Though the CRU will be focused on natural resource management needs in the state of Indiana, many of these are also regional needs on which the USFWS will advise and coordinate.
“The creation of this new unit is another milestone in the highly successful USGS Cooperative Research Units Program, and we are proud to join the state of Indiana, Purdue University, the USGS, Wildlife Management Institute, and others to address conservation questions facing Indiana and the region,” said U.S. Fish and Wildlife Service Science Applications Program Assistant Regional Director Craig Czarnecki. “We look forward to engaging with the students and professionals at Purdue University as we co-develop scientific research and support the next generation of conservationists.”
The CRU Program is results focused, bringing together natural resource managers and researchers to work as a team to address the most pressing natural resource management needs with science. As such, the partnerships formalized with the creation of CRUs lead to true co-production of research.
“Data and research constantly drive our decision making as we work to wisely manage Indiana’s natural, cultural, and recreational resources,” said Indiana DNR Director Dan Bortner. “Through this new partnership, we will gain greater information about supporting stronger ecosystems for wildlife and people alike across the state.”
But CRUs don’t just tackle management needs. They do so while cultivating the next generation of scientists and resource managers. The new Indiana CRU will focus on education, training, and outreach related to natural resources vital not only to Indiana, but the Midwest and regional economies as well.
Like all CRUs, the Indiana CRU will consist of 2-5 federal scientists along with graduate students, postdoctoral fellows, and administrative specialists. Federal scientists will serve as faculty at Purdue University, teaching graduate-level courses, supervising graduate students and postdocs, offering workshops for students and cooperators, and conducting research on natural resources topics. Once created, each CRU formalizes research priorities, like aquatic conservation or wildlife disease. Indiana CRU partners will decide these in the coming months.
“We look forward to the tremendous opportunity that collaboration with the Indiana CRU will bring to our state and Purdue University,” said Karen Plaut, executive vice president of research at Purdue University. “It will have a direct impact on graduate education as well as research productivity and innovation.”

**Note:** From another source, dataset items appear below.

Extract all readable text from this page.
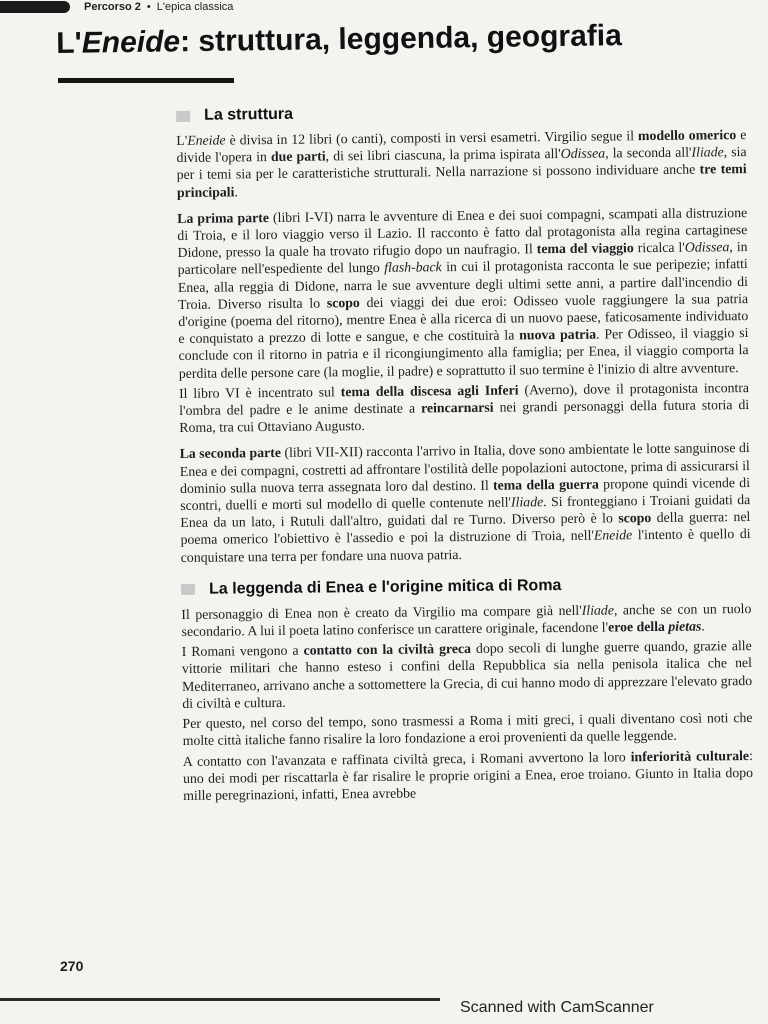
Percorso 2 • L'epica classica
L'Eneide: struttura, leggenda, geografia
La struttura

L'Eneide è divisa in 12 libri (o canti), composti in versi esametri. Virgilio segue il modello omerico e divide l'opera in due parti, di sei libri ciascuna, la prima ispirata all'Odissea, la seconda all'Iliade, sia per i temi sia per le caratteristiche strutturali. Nella narrazione si possono individuare anche tre temi principali.

La prima parte (libri I-VI) narra le avventure di Enea e dei suoi compagni, scampati alla distruzione di Troia, e il loro viaggio verso il Lazio. Il racconto è fatto dal protagonista alla regina cartaginese Didone, presso la quale ha trovato rifugio dopo un naufragio. Il tema del viaggio ricalca l'Odissea, in particolare nell'espediente del lungo flash-back in cui il protagonista racconta le sue peripezie; infatti Enea, alla reggia di Didone, narra le sue avventure degli ultimi sette anni, a partire dall'incendio di Troia. Diverso risulta lo scopo dei viaggi dei due eroi: Odisseo vuole raggiungere la sua patria d'origine (poema del ritorno), mentre Enea è alla ricerca di un nuovo paese, faticosamente individuato e conquistato a prezzo di lotte e sangue, e che costituirà la nuova patria. Per Odisseo, il viaggio si conclude con il ritorno in patria e il ricongiungimento alla famiglia; per Enea, il viaggio comporta la perdita delle persone care (la moglie, il padre) e soprattutto il suo termine è l'inizio di altre avventure.

Il libro VI è incentrato sul tema della discesa agli Inferi (Averno), dove il protagonista incontra l'ombra del padre e le anime destinate a reincarnarsi nei grandi personaggi della futura storia di Roma, tra cui Ottaviano Augusto.

La seconda parte (libri VII-XII) racconta l'arrivo in Italia, dove sono ambientate le lotte sanguinose di Enea e dei compagni, costretti ad affrontare l'ostilità delle popolazioni autoctone, prima di assicurarsi il dominio sulla nuova terra assegnata loro dal destino. Il tema della guerra propone quindi vicende di scontri, duelli e morti sul modello di quelle contenute nell'Iliade. Si fronteggiano i Troiani guidati da Enea da un lato, i Rutuli dall'altro, guidati dal re Turno. Diverso però è lo scopo della guerra: nel poema omerico l'obiettivo è l'assedio e poi la distruzione di Troia, nell'Eneide l'intento è quello di conquistare una terra per fondare una nuova patria.

La leggenda di Enea e l'origine mitica di Roma

Il personaggio di Enea non è creato da Virgilio ma compare già nell'Iliade, anche se con un ruolo secondario. A lui il poeta latino conferisce un carattere originale, facendone l'eroe della pietas.

I Romani vengono a contatto con la civiltà greca dopo secoli di lunghe guerre quando, grazie alle vittorie militari che hanno esteso i confini della Repubblica sia nella penisola italica che nel Mediterraneo, arrivano anche a sottomettere la Grecia, di cui hanno modo di apprezzare l'elevato grado di civiltà e cultura.

Per questo, nel corso del tempo, sono trasmessi a Roma i miti greci, i quali diventano così noti che molte città italiche fanno risalire la loro fondazione a eroi provenienti da quelle leggende.

A contatto con l'avanzata e raffinata civiltà greca, i Romani avvertono la loro inferiorità culturale: uno dei modi per riscattarla è far risalire le proprie origini a Enea, eroe troiano. Giunto in Italia dopo mille peregrinazioni, infatti, Enea avrebbe

270
Scanned with CamScanner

The CRU Program is highly productive. In fiscal year 2022 alone, CRU scientists and students published 416 scientific journal articles in 175 peer-reviewed journals. That productivity is possible because the CRUs involve more than 500 graduate students and postdoctoral researchers in the scientific process, which also increases innovation.

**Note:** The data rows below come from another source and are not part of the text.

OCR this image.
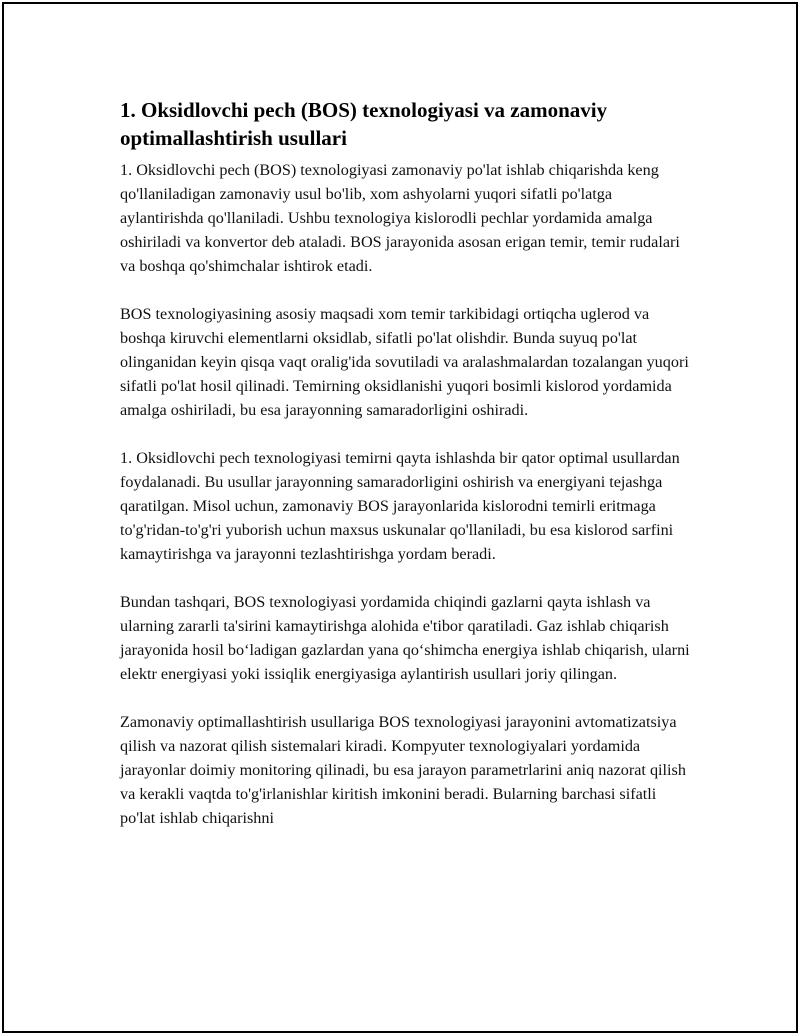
1. Oksidlovchi pech (BOS) texnologiyasi va zamonaviy optimallashtirish usullari

1. Oksidlovchi pech (BOS) texnologiyasi zamonaviy po'lat ishlab chiqarishda keng qo'llaniladigan zamonaviy usul bo'lib, xom ashyolarni yuqori sifatli po'latga aylantirishda qo'llaniladi. Ushbu texnologiya kislorodli pechlar yordamida amalga oshiriladi va konvertor deb ataladi. BOS jarayonida asosan erigan temir, temir rudalari va boshqa qo'shimchalar ishtirok etadi.

BOS texnologiyasining asosiy maqsadi xom temir tarkibidagi ortiqcha uglerod va boshqa kiruvchi elementlarni oksidlab, sifatli po'lat olishdir. Bunda suyuq po'lat olinganidan keyin qisqa vaqt oralig'ida sovutiladi va aralashmalardan tozalangan yuqori sifatli po'lat hosil qilinadi. Temirning oksidlanishi yuqori bosimli kislorod yordamida amalga oshiriladi, bu esa jarayonning samaradorligini oshiradi.

1. Oksidlovchi pech texnologiyasi temirni qayta ishlashda bir qator optimal usullardan foydalanadi. Bu usullar jarayonning samaradorligini oshirish va energiyani tejashga qaratilgan. Misol uchun, zamonaviy BOS jarayonlarida kislorodni temirli eritmaga to'g'ridan-to'g'ri yuborish uchun maxsus uskunalar qo'llaniladi, bu esa kislorod sarfini kamaytirishga va jarayonni tezlashtirishga yordam beradi.

Bundan tashqari, BOS texnologiyasi yordamida chiqindi gazlarni qayta ishlash va ularning zararli ta'sirini kamaytirishga alohida e'tibor qaratiladi. Gaz ishlab chiqarish jarayonida hosil bo‘ladigan gazlardan yana qo‘shimcha energiya ishlab chiqarish, ularni elektr energiyasi yoki issiqlik energiyasiga aylantirish usullari joriy qilingan.

Zamonaviy optimallashtirish usullariga BOS texnologiyasi jarayonini avtomatizatsiya qilish va nazorat qilish sistemalari kiradi. Kompyuter texnologiyalari yordamida jarayonlar doimiy monitoring qilinadi, bu esa jarayon parametrlarini aniq nazorat qilish va kerakli vaqtda to'g'irlanishlar kiritish imkonini beradi. Bularning barchasi sifatli po'lat ishlab chiqarishni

Bringing institutions with different missions together to work toward shared goals is no small task. Coordination is paramount. That’s where the Wildlife Management Institute comes in—they help bring the CRU partners together to facilitate the successful collaboration CRUs are known for.
“The addition of Indiana to the USGS Cooperative Units Program is a proud moment for WMI, the only national, private cooperator,” said WMI President Tony Wasley. “WMI was involved in the creation of the CRU Program in 1935, and we applaud the 2023 agreement as this new unit will serve as a model for researchers to work collaboratively with the conservation community to benefit wildlife and their habitats. It is especially exciting to have this multi-agency program bringing together the passion and expertise of partners and resources to open new doors of opportunity and to learn and apply the best available natural resource science to real-world, real-time challenges.”
The new Indiana CRU will begin operations once new USGS CRU staff are in place at Purdue University, planned for 2024.